Trump urges Fed to eschew rate rise

President Donald Trump speaks as Jerome Powell. then a governor of the Federal Reserve, listens in the Rose Garden of the White House in Washington, D.C., as Trump nominated Powell for Fed chairman on Nov. 2, 2017. MUST CREDIT: Bloomberg photo by Andrew Harrer.
President Donald Trump speaks as Jerome Powell. then a governor of the Federal Reserve, listens in the Rose Garden of the White House in Washington, D.C., as Trump nominated Powell for Fed chairman on Nov. 2, 2017. MUST CREDIT: Bloomberg photo by Andrew Harrer.

WASHINGTON -- President Donald Trump on Monday urged the Federal Reserve not to raise interest rates, but Fed officials are widely expected to do so this week despite the president's ongoing public effort to dissuade the U.S. central bank from putting any brakes on the economy.

"It is incredible that with a very strong dollar and virtually no inflation, the outside world blowing up around us, Paris is burning and China way down, the Fed is even considering yet another interest rate hike. Take the Victory!" Trump wrote Monday in a Twitter post.

Fed officials will conclude a two-day meeting on Wednesday, and Wall Street traders predict the Fed will raise rates by a quarter-point, setting them at a range of 2.25 percent to 2.5 percent. Such an increase would keep rates low by historical standards but put them at the highest level in a decade.

The president's repeated attempts to dissuade the Fed mark a break with his predecessors, who generally avoided commenting publicly on the central bank's policies to protect its credibility and independence.

Interest rate increases are meant to check inflation, but they can also slow the economy, adding another challenge to Trump's efforts to deliver on his promises of booming growth.

While the U.S. economy looks strong right now, there are signs of a potential slowdown. The Dow Jones industrial average is on track to end 2018 in the red, erasing one of the president's top talking points: that the market has thrived during his tenure. The housing market has also been weak. And business investment, which bounced earlier this year, dried up in the third quarter.

Still, the Fed is worried about the economy overheating. It says small, gradual interest rate increases are the best way to tap the brakes a bit to ensure inflation doesn't rise too quickly and bubbles don't form.

Unemployment remains at an almost 50-year low and economic growth is expect to be around 3 percent this year, well above the 2 percent that the Fed thinks is normal for the U.S. economy. Wages are growing at their fastest pace in a decade in nominal terms, a sign that more inflation could be coming.

Investors and the White House will be watching carefully Wednesday for what the Fed and Chairman Jerome Powell indicate is likely to happen in 2019. The Fed had predicted three more rate increases next year, but many economists now think that is too many, especially with many experts predicting the U.S. economy will start slowing next year and could end up in a recession by 2020.

"Our gradual pace of raising interest rates has been an exercise in balancing risks. We know that moving too fast would risk shortening the expansion. We also know that moving too slowly -- keeping interest rates too low for too long -- could risk other distortions in the form of higher inflation or destabilizing financial imbalances," Powell said Nov. 28.

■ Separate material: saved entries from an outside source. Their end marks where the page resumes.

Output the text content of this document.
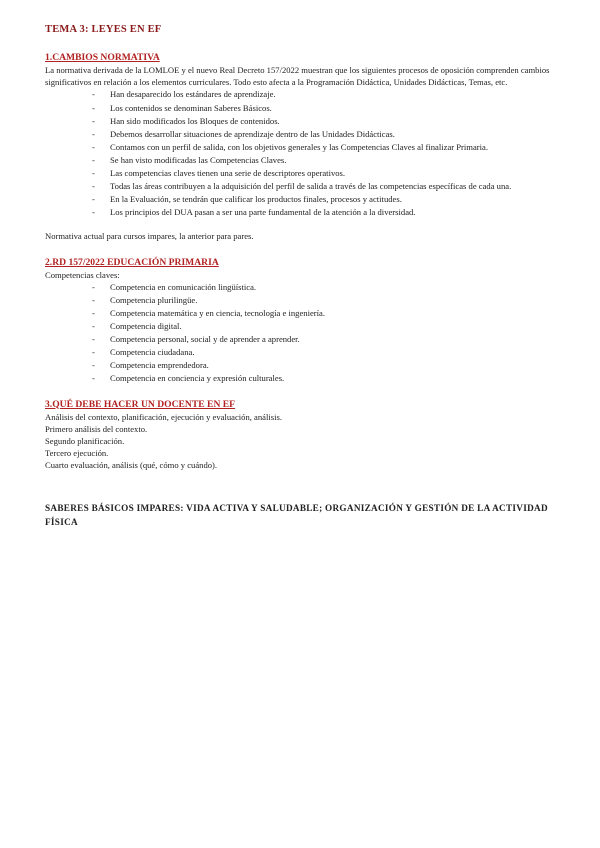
TEMA 3: LEYES EN EF
1.CAMBIOS NORMATIVA

La normativa derivada de la LOMLOE y el nuevo Real Decreto 157/2022 muestran que los siguientes procesos de oposición comprenden cambios significativos en relación a los elementos curriculares. Todo esto afecta a la Programación Didáctica, Unidades Didácticas, Temas, etc.

- Han desaparecido los estándares de aprendizaje.
- Los contenidos se denominan Saberes Básicos.
- Han sido modificados los Bloques de contenidos.
- Debemos desarrollar situaciones de aprendizaje dentro de las Unidades Didácticas.
- Contamos con un perfil de salida, con los objetivos generales y las Competencias Claves al finalizar Primaria.
- Se han visto modificadas las Competencias Claves.
- Las competencias claves tienen una serie de descriptores operativos.
- Todas las áreas contribuyen a la adquisición del perfil de salida a través de las competencias específicas de cada una.
- En la Evaluación, se tendrán que calificar los productos finales, procesos y actitudes.
- Los principios del DUA pasan a ser una parte fundamental de la atención a la diversidad.

Normativa actual para cursos impares, la anterior para pares.

2.RD 157/2022 EDUCACIÓN PRIMARIA

Competencias claves:

- Competencia en comunicación lingüística.
- Competencia plurilingüe.
- Competencia matemática y en ciencia, tecnología e ingeniería.
- Competencia digital.
- Competencia personal, social y de aprender a aprender.
- Competencia ciudadana.
- Competencia emprendedora.
- Competencia en conciencia y expresión culturales.
3.QUÉ DEBE HACER UN DOCENTE EN EF

Análisis del contexto, planificación, ejecución y evaluación, análisis.

Primero análisis del contexto.

Segundo planificación.

Tercero ejecución.

Cuarto evaluación, análisis (qué, cómo y cuándo).

SABERES BÁSICOS IMPARES: VIDA ACTIVA Y SALUDABLE; ORGANIZACIÓN Y GESTIÓN DE LA ACTIVIDAD FÍSICA
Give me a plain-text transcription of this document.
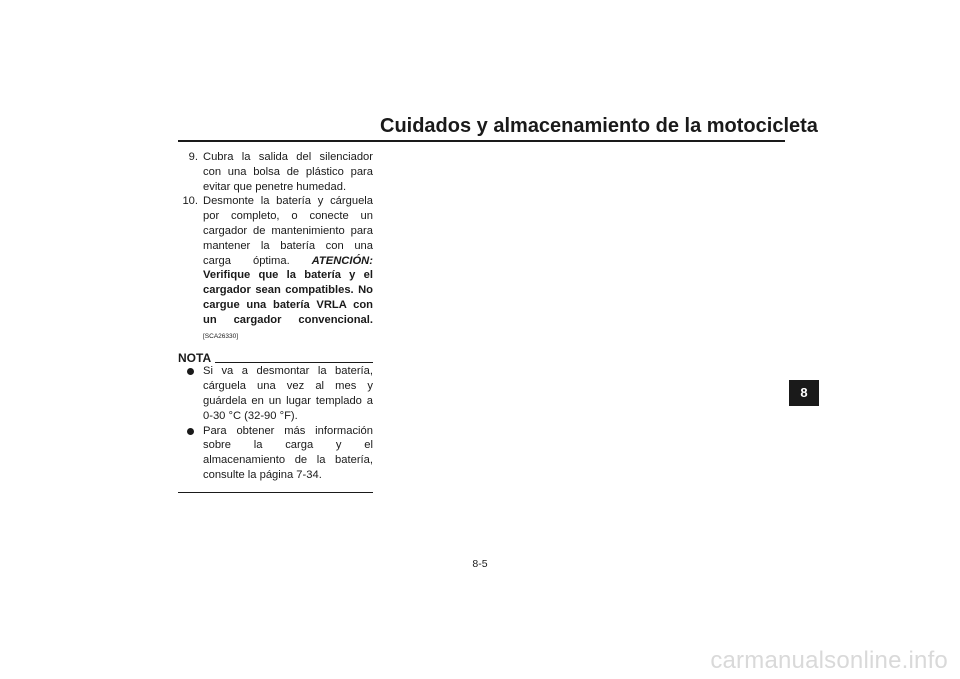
Cuidados y almacenamiento de la motocicleta
9. Cubra la salida del silenciador con una bolsa de plástico para evitar que penetre humedad.
10. Desmonte la batería y cárguela por completo, o conecte un cargador de mantenimiento para mantener la batería con una carga óptima. ATENCIÓN: Verifique que la batería y el cargador sean compatibles. No cargue una batería VRLA con un cargador convencional. [SCA26330]
NOTA
Si va a desmontar la batería, cárguela una vez al mes y guárdela en un lugar templado a 0-30 °C (32-90 °F).
Para obtener más información sobre la carga y el almacenamiento de la batería, consulte la página 7-34.
8
8-5
carmanualsonline.info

Powell caused the stock market to rally that day when he said he thought the Fed had taken rates to "just below" the so-called neutral rate of interest, which is a level that doesn't stimulate or contract growth. The Fed is widely expected to stop increasing rates once it hits the neutral rate.

The expectation for this week is that the Fed will revise its predictions for next year down to two rate increases and that Powell will try to signal in his statement that the Fed will be "data dependent" and more open to changing course as needed.

"We see the December [Fed] meeting producing a dovish hike, where the Fed further affirms a shift to a nimble regime, while also shifting its projected hiking path and economic projections downward," the economics team for BNP Paribas wrote in a note to clients.

In recent months, Trump has lashed out at the Fed and its leaders, calling the central bank "loco" and "out of control" and saying he is "not even a little bit happy" with Powell, whom Trump appointed to the top job just more than a year ago after he decided not to reappoint then-Chairman Janet Yellen, who was known to be cautious about rate increases.

In recent days, Trump has tried to take a slightly softer tone, including his tweet encouraging the Fed leaders to "Take the victory!" And last week, Trump told Reuters that Powell is a "good man" who is "trying to do what he thinks is best," one of the more complimentary statements he's made about the Fed chairman in recent months.

Fed officials continue to deny that Trump's tweets and criticisms are having any effect on monetary policy.

"I just don't think of it," said Mary Daly, president of the San Francisco Fed, in an appearance last week on PBS NewsHour. "The great thing about the Fed is we have been given independence. There are no politics at the Fed."

The central bank's Federal Open Market Committee, the body that sets interest rate policy, will announce its decision Wednesday afternoon. Powell will speak at a news conference afterward.